The Goldwater institute has some good ideas on additional cuts and they need to be included where possible. They don’t have a plan for balancing the budget. They also have some ideas which represent their libertarian agenda and are not politically mainstream.

Finally, I do appreciate your position and respect what ATR is trying to do – reduce the size of government. Government will be greatly downsized in Arizona and rolled back literally five years to at least the 2006 level. I wish we could do more if possible, but we do run up against the reality of elections. If we want to continue to govern, we need to remain the majority party. While I am not in a position quite yet to be able to evaluate that risk, I will be in the near future. This is as much art as it is science and a balancing act. I will trust my instincts as they have been more right than wrong.

In the past 50 days, we have seen truly what it means to be the party in the minority. My goal is not to replicate this in Arizona in 2010.

Your hard hitting attack with claims such as taxes never go away, and this will be the straw that breaks the camel’s back are inflammatory and will not change the outcome of this debate in Arizona.
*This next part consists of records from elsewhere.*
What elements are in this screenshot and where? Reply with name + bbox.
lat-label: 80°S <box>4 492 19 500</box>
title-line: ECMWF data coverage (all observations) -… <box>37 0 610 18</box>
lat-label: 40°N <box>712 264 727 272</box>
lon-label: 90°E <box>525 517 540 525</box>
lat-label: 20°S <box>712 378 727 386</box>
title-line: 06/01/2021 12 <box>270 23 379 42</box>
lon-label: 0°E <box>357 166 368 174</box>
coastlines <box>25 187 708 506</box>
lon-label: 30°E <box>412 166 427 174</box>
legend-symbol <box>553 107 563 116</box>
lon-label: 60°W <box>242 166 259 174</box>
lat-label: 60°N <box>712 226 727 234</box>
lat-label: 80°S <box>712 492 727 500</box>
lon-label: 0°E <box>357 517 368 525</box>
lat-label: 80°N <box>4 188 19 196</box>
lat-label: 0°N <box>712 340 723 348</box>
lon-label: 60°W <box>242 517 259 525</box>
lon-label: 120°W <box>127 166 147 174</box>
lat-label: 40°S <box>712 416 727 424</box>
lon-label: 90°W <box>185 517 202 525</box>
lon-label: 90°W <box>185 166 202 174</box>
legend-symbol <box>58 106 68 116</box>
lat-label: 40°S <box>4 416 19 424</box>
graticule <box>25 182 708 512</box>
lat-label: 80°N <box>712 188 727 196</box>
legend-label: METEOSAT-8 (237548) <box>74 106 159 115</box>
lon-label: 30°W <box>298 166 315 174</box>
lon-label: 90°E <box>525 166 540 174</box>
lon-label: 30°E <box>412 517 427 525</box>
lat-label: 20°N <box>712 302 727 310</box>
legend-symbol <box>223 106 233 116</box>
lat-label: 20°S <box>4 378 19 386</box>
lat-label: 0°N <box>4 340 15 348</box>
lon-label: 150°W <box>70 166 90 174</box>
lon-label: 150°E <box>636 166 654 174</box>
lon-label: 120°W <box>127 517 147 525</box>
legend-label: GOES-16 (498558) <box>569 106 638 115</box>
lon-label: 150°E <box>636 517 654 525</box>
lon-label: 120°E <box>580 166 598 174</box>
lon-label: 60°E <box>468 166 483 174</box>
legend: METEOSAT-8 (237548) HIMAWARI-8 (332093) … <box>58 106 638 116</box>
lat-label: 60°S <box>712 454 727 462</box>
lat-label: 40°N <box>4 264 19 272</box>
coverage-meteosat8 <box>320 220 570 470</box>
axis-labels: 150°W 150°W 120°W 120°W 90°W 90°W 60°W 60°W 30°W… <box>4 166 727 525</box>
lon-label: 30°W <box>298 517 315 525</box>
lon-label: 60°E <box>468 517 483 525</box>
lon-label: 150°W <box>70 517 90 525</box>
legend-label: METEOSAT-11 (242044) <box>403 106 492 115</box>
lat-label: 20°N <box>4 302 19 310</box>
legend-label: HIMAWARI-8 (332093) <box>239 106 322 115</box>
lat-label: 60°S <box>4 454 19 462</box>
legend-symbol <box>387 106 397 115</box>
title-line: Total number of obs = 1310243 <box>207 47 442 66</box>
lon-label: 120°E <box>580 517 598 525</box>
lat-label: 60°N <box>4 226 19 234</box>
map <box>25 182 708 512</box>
If it ends up being a tax increase then Arizona taxpayers and tax credit receivers will have to give Arizona about 20% of their tax rebate from Obama. A real back breaker. If you are right, then the Ds will win in November because we will have destroyed Arizona’s economy and voters will throw us out and replace us with Ds and we will have more liberals gone wild in Arizona. I will retire and get to do a lot more fishing. You will be able to say I told you so. If you are wrong, we will have a stronger republican party, smaller government and a mandate to continue reforming government in Arizona. I will retire and get to do a lot more fishing. You will have learned a valuable lesson that will serve you well the rest of your professional life. I hope you will appreciate the gift.

Randy Pullen

1 comment:

  1. The last paragraph will take me another hour or more to fully parse. To me is seems that Mr. Pullen is saying a tax increase isn't a make or break issue and that not throwing in with the Brewer plan to raise the sales tax might cause people to vote for Democrats.

    I know that come 2010 I will be voting for candidates that reduce government spending and taxation and not candidates that spend and tax. My position can be reduced to the idea that the state of Arizona cannot tax and spend its way and expect prosperity to result.